Bundesarbeitsministerin Andrea Nahles hat sich Zeit gelassen mit dem Gesetzentwurf zur Regulierung von Arbeitnehmerüberlassung und Werkverträgen. In dieser Woche hat sie ihn endlich in die regierungsinterne Abstimmung gegeben.
Ein wesentliches Ziel des Entwurfs ist die Verhinderung des Missbrauchs von Werkverträgen und Dienstverträgen, um feste Beschäftigungsverhältnisse zu schützen. Eine der grundlegenden betrifft die grundsätzliche Überlassungsdauer von höchstens 18 Monaten und eine gleiche Vergütung nach grundsätzlich neun Monaten. Das Gesetz soll zum Januar 2017 in Kraft treten.

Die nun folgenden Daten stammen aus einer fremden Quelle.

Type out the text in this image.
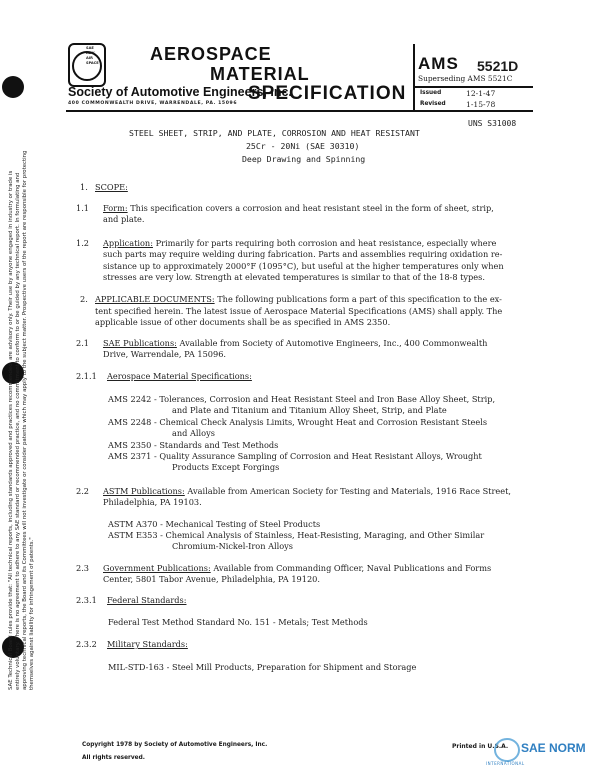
SAE Technical Board rules provide that: "All technical reports, including standards approved and practices recommended, are advisory only. Their use by anyone engaged in industry or trade is entirely voluntary. There is no agreement to adhere to any SAE standard or recommended practice, and no commitment to conform to or be guided by any technical report. In formulating and approving technical reports, the Board and its Committees will not investigate or consider patents which may apply to the subject matter. Prospective users of the report are responsible for protecting themselves against liability for infringement of patents."
SAE
ADV
AIR
SPACE	AEROSPACE
MATERIAL
SPECIFICATION
Society of Automotive Engineers, Inc.
400 COMMONWEALTH DRIVE, WARRENDALE, PA. 15096
AMS 5521D
Superseding AMS 5521C
Issued	12-1-47
Revised	1-15-78
UNS S31008
STEEL SHEET, STRIP, AND PLATE, CORROSION AND HEAT RESISTANT
25Cr - 20Ni (SAE 30310)
Deep Drawing and Spinning
1. SCOPE:
1.1 Form: This specification covers a corrosion and heat resistant steel in the form of sheet, strip,
and plate.
1.2 Application: Primarily for parts requiring both corrosion and heat resistance, especially where
such parts may require welding during fabrication. Parts and assemblies requiring oxidation re-
sistance up to approximately 2000°F (1095°C), but useful at the higher temperatures only when
stresses are very low. Strength at elevated temperatures is similar to that of the 18-8 types.
2. APPLICABLE DOCUMENTS: The following publications form a part of this specification to the ex-
tent specified herein. The latest issue of Aerospace Material Specifications (AMS) shall apply. The
applicable issue of other documents shall be as specified in AMS 2350.
2.1 SAE Publications: Available from Society of Automotive Engineers, Inc., 400 Commonwealth
Drive, Warrendale, PA 15096.
2.1.1 Aerospace Material Specifications:
AMS 2242 - Tolerances, Corrosion and Heat Resistant Steel and Iron Base Alloy Sheet, Strip,
and Plate and Titanium and Titanium Alloy Sheet, Strip, and Plate
AMS 2248 - Chemical Check Analysis Limits, Wrought Heat and Corrosion Resistant Steels
and Alloys
AMS 2350 - Standards and Test Methods
AMS 2371 - Quality Assurance Sampling of Corrosion and Heat Resistant Alloys, Wrought
Products Except Forgings
2.2 ASTM Publications: Available from American Society for Testing and Materials, 1916 Race Street,
Philadelphia, PA 19103.
ASTM A370 - Mechanical Testing of Steel Products
ASTM E353 - Chemical Analysis of Stainless, Heat-Resisting, Maraging, and Other Similar
Chromium-Nickel-Iron Alloys
2.3 Government Publications: Available from Commanding Officer, Naval Publications and Forms
Center, 5801 Tabor Avenue, Philadelphia, PA 19120.
2.3.1 Federal Standards:
Federal Test Method Standard No. 151 - Metals; Test Methods
2.3.2 Military Standards:
MIL-STD-163 - Steel Mill Products, Preparation for Shipment and Storage
Copyright 1978 by Society of Automotive Engineers, Inc.
All rights reserved.
Printed in U.S.A. SAE NORM
INTERNATIONAL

Es soll eine Überlassungshöchstdauer von 18 Monaten eingeführt werden. Die Regelung ist an die Person des Zeitarbeitnehmers gekoppelt, nicht an den Arbeitsplatz. Der Entleiher kann auf demselben Arbeitsplatz nach Ablauf von 18 Monaten einen anderen Zeitarbeitnehmer einsetzen. Es ist jedoch vorgesehen, dass von dieser Überlassungshöchstdauer abgewichen werden kann, um die Dauer des Einsatzes der Zeitarbeitnehmer zu verlängern oder zu verkürzen. Dafür muss die Branche, in der die Zeitarbeitnehmer tätig werden sollen, eine solche Abweichung in Tarifverträgen vereinbart haben. Aber auch durch eine entsprechende Betriebsvereinbarung kann die Dauer der Überlassung verändert werden. Die erlaubte Dauer eines Zeitarbeitsverhältnisses war seit Jahren ungeklärt.

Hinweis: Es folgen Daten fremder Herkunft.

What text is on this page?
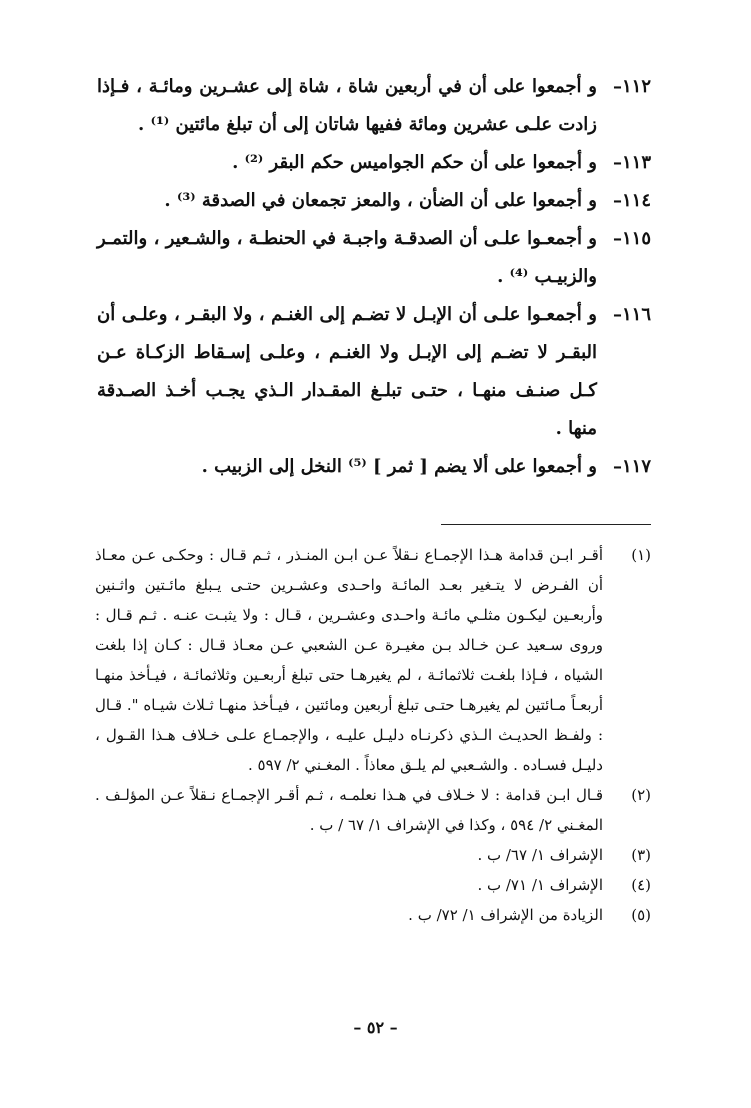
١١٢–
و أجمعوا على أن في أربعين شاة ، شاة إلى عشـرين ومائـة ، فـإذا زادت علـى عشرين ومائة ففيها شاتان إلى أن تبلغ مائتين ⁽¹⁾ .
١١٣–
و أجمعوا على أن حكم الجواميس حكم البقر ⁽²⁾ .
١١٤–
و أجمعوا على أن الضأن ، والمعز تجمعان في الصدقة ⁽³⁾ .
١١٥–
و أجمعـوا علـى أن الصدقـة واجبـة في الحنطـة ، والشـعير ، والتمـر والزبيـب ⁽⁴⁾ .
١١٦–
و أجمعـوا علـى أن الإبـل لا تضـم إلى الغنـم ، ولا البقـر ، وعلـى أن البقـر لا تضـم إلى الإبـل ولا الغنـم ، وعلـى إسـقاط الزكـاة عـن كـل صنـف منهـا ، حتـى تبلـغ المقـدار الـذي يجـب أخـذ الصـدقة منها .
١١٧–
و أجمعوا على ألا يضم [ ثمر ] ⁽⁵⁾ النخل إلى الزبيب .
(١)
أقـر ابـن قدامة هـذا الإجمـاع نـقلاً عـن ابـن المنـذر ، ثـم قـال : وحكـى عـن معـاذ أن الفـرض لا يتـغير بعـد المائـة واحـدى وعشـرين حتـى يـبلغ مائـتين واثـنين وأربعـين ليكـون مثلـي مائـة واحـدى وعشـرين ، قـال : ولا يثبـت عنـه . ثـم قـال : وروى سـعيد عـن خـالد بـن مغيـرة عـن الشعبي عـن معـاذ قـال : كـان إذا بلغت الشياه ، فـإذا بلغـت ثلاثمائـة ، لم يغيرهـا حتى تبلغ أربعـين وثلاثمائـة ، فيـأخذ منهـا أربعـاً مـائتين لم يغيرهـا حتـى تبلغ أربعين ومائتين ، فيـأخذ منهـا ثـلاث شيـاه ". قـال : ولفـظ الحديـث الـذي ذكرنـاه دليـل عليـه ، والإجمـاع علـى خـلاف هـذا القـول ، دليـل فسـاده . والشـعبي لم يلـق معاذاً . المغـني ٢/ ٥٩٧ .
(٢)
قـال ابـن قدامة : لا خـلاف في هـذا نعلمـه ، ثـم أقـر الإجمـاع نـقلاً عـن المؤلـف . المغـني ٢/ ٥٩٤ ، وكذا في الإشراف ١/ ٦٧ / ب .
(٣)
الإشراف ١/ ٦٧/ ب .
(٤)
الإشراف ١/ ٧١/ ب .
(٥)
الزيادة من الإشراف ١/ ٧٢/ ب .
– ٥٢ –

Kein Einsatz als Streikbrecher und neue Unterrichtungspflichten
Regelmäßiger Streitpunkt bei der Arbeitnehmerüberlassung war zudem der sogenannte Equal Pay, die gesetzlich vorgesehene gleiche Bezahlung wie fest angestellte Beschäftigte, solange wie keine anderslautenden tarifvertraglichen Vereinbarungen vorliegen. Nun sieht der Gesetzesentwurf vor, dass Zeitarbeitnehmer nach neun Monaten gleich viel Gehalt wie vergleichbare Stammbeschäftigte erhalten.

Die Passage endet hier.